Leftist sympathizers in Congress apparently feared that the law would be used against the NPA, which is classified by the US and several other states as a foreign terrorist organization. So, under RA 9372, a counterterrorism cop could end up spending up to 12 years behind bars even for an honest mistake, and his unit could be fined up to P500,000 for every day of detaining a suspect who is later acquitted of terrorism.

For using “threat, intimidation, or coercion” or inflicting “physical pain or torment, or mental, moral, or psychological pressure” while interrogating a terror suspect, a cop can be sent to prison for 12 to 20 years.

Obviously, sensible inputs from law enforcement agencies were ignored in crafting this law.

*      *      *

It would be reasonable to amend RA 9372, to incorporate the realities of counterterrorism and law enforcement. This is being suggested by Interior Secretary Eduardo Año.
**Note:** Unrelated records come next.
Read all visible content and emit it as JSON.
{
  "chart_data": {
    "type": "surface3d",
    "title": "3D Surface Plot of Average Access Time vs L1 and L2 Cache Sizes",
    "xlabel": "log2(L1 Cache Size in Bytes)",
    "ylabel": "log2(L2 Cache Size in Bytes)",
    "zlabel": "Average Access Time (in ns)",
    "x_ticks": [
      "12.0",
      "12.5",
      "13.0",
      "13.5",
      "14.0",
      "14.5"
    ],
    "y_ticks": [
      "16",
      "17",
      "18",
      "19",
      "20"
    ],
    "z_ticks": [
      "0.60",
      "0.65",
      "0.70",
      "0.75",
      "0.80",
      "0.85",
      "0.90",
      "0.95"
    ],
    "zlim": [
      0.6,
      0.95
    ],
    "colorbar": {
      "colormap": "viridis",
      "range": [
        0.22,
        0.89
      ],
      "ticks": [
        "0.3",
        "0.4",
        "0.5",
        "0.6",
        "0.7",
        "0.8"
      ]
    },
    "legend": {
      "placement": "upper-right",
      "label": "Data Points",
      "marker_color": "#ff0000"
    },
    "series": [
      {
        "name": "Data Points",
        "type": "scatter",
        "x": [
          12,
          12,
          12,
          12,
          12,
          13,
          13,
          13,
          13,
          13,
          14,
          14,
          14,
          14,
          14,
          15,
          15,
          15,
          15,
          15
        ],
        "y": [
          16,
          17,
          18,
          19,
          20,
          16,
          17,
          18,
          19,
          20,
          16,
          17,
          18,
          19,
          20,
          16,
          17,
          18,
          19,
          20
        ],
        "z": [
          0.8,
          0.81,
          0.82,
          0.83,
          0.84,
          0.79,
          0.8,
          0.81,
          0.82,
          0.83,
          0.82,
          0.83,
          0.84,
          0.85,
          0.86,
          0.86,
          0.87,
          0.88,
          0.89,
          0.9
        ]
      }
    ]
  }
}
A former military chief of staff, Año is also proposing the revival of the anti-subversion law. This is not only to give teeth to the campaign against the NPA but also to stop communist recruitment among the youth. Año estimates that every year, from 500 to 1,000 youths are “indoctrinated” by communist front organizations.
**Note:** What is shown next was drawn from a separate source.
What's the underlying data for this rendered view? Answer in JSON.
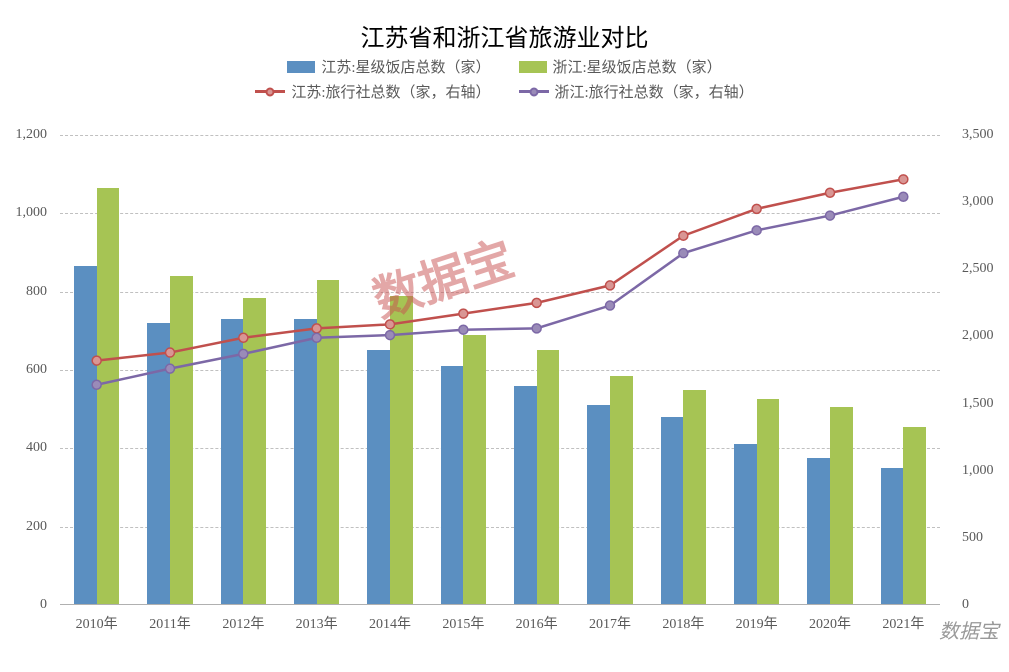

Subversion during martial law included affiliation with the Communist Party of the Philippines and its front organizations, attending meetings of such groups, and of course plotting to overthrow the conjugal dictatorship of Ferdinand and Imelda Marcos.

Does Año intend to round up today’s youths for similar activities?

There were many stories of youths arrested for subversion during the dictatorship who were detained without charges, beaten, raped, deprived of sleep, subjected to electric shocks and the Pinoy version of waterboarding. Some ended up dead; others simply disappeared.

Instead of sowing fear, the abuses – and the lack of avenues for seeking redress – drove more people, particularly youths, into the arms of the insurgency.

Social injustice is always a recruiter for insurgencies and extremism. This is why we now have the world’s longest running communist insurgency.

Unless youths actually take up arms against the government and engage in other criminal activities such as extortion and arson, locking them up for their ideological beliefs can only make their indoctrinators stronger.

The Cabinet security cluster appears divided on Año’s proposal, with Justice Secretary Menardo Guevarra reportedly among the opponents. But presidential spokesman Salvador Panelo said Malacañang is studying the proposal.

Guns may win traditional wars. But the battle for hearts and minds, especially of the youth, cannot be won by force.